We report the list of the currently available similarities/dissimilarities. Note that all norms and inner products are computed over D, that is the intersection of the domains of f and g. \overline{f} and \overline{g} denote the mean value, respectively, of functions f and g.

1. 'd0.pearson': this similarity measure is the cosine of the angle between the two functions f and g.

\frac{<f,g>_{L^2}}{\|{f}\|_{L^2} \|{g}\|_{L^2}}

2. 'd1.pearson': this similarity measure is the cosine of the angle between the two function derivatives f' and g'.

\frac{<f',g'>_{L^2}}{\|{f'}\|_{L^2} \|{g'}\|_{L^2}}

3. 'd0.L2': this dissimilarity measure is the L2 distance of the two functions f and g normalized by the length of the common domain D.

\frac{\|{f-g}\|_{L^2}}{|D|}

4. 'd1.L2': this dissimilarity measure is the L2 distance of the two function first derivatives f' and g' normalized by the length of the common domain D.
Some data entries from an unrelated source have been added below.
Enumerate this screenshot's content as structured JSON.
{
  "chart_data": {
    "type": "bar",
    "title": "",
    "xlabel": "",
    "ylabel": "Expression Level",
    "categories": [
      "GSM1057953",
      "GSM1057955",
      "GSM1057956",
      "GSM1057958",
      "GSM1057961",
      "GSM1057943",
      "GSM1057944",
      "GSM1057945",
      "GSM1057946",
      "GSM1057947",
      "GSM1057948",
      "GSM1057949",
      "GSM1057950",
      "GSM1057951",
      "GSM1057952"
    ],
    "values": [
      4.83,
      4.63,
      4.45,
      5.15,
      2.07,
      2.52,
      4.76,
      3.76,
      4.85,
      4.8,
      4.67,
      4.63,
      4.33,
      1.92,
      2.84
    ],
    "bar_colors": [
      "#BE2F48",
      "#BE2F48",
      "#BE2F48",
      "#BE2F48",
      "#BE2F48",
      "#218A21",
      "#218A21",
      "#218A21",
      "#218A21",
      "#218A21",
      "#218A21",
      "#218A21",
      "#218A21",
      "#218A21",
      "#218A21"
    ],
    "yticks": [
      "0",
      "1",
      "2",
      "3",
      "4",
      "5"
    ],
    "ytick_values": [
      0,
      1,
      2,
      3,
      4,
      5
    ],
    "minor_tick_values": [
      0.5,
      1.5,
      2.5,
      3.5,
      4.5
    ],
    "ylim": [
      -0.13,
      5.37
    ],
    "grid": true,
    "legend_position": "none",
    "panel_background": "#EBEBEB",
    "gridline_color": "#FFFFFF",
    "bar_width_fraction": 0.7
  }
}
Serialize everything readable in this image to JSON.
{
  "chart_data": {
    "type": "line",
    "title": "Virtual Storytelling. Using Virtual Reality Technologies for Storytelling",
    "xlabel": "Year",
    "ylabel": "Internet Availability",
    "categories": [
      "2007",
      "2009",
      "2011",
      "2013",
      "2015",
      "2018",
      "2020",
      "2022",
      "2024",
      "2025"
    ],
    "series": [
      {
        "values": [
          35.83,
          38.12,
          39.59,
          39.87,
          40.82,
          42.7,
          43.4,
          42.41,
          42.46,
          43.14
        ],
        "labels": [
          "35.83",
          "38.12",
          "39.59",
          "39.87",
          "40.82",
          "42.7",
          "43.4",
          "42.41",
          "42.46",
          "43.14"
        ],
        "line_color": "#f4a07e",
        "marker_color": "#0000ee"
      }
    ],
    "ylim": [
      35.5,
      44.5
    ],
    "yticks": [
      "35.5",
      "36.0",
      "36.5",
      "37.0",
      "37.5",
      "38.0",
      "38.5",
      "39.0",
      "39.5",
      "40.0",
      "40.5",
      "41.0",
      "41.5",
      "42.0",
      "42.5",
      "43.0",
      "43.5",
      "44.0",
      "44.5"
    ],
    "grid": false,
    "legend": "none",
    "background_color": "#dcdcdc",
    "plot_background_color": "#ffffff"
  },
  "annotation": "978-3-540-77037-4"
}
\frac{\|{f'-g'}\|_{L^2}}{|D|}

5. 'd0.L2.centered': this dissimilarity measure is the L2 distance of f-\overline{f} and g-\overline{g} normalized by the length of the common domain D.

\frac{\|{(f-\overline{f})-(g-\overline{g})}\|_{L^2}}{|D|}

6. 'd1.L2.centered': this dissimilarity measure is the L2 distance of f'-\overline{f'} and g'-\overline{g'} normalized by the length of the common domain D.

\frac{\|{(f'-\overline{f'})-(g'-\overline{g'})}\|_{L^2}}{|D|}

For multidimensional functions, if similarity.method='d0.pearson' or 'd1.pearson' the similarity/dissimilarity measure is computed via the average of the indexes in all directions.

The coherence properties specified in Sangalli et al. (2010) implies that if similarity.method is set to 'd0.L2', 'd1.L2', 'd0.L2.centered' or 'd1.L2.centered', value of warping.method must be 'shift' or 'NOalignment'. If similarity.method is set to 'd0.pearson' or 'd1.pearson' all values for warping.method are allowed.

Value

scalar: similarity/dissimilarity measure between the two functions f and g computed via the similarity/dissimilarity measure specified.

Author(s)

Alice Parodi, Mirco Patriarca, Laura Sangalli, Piercesare Secchi, Simone Vantini, Valeria Vitelli.

References

Sangalli, L.M., Secchi, P., Vantini, S., Vitelli, V., 2010. "K-mean alignment for curve clustering". Computational Statistics and Data Analysis, 54, 1219-1233.

Sangalli, L.M., Secchi, P., Vantini, S., 2014. "Analysis of AneuRisk65 data: K-mean Alignment". Electronic Journal of Statistics, Special Section on "Statistics of Time Warpings and Phase Variations", Vol. 8, No. 2, 1891-1904.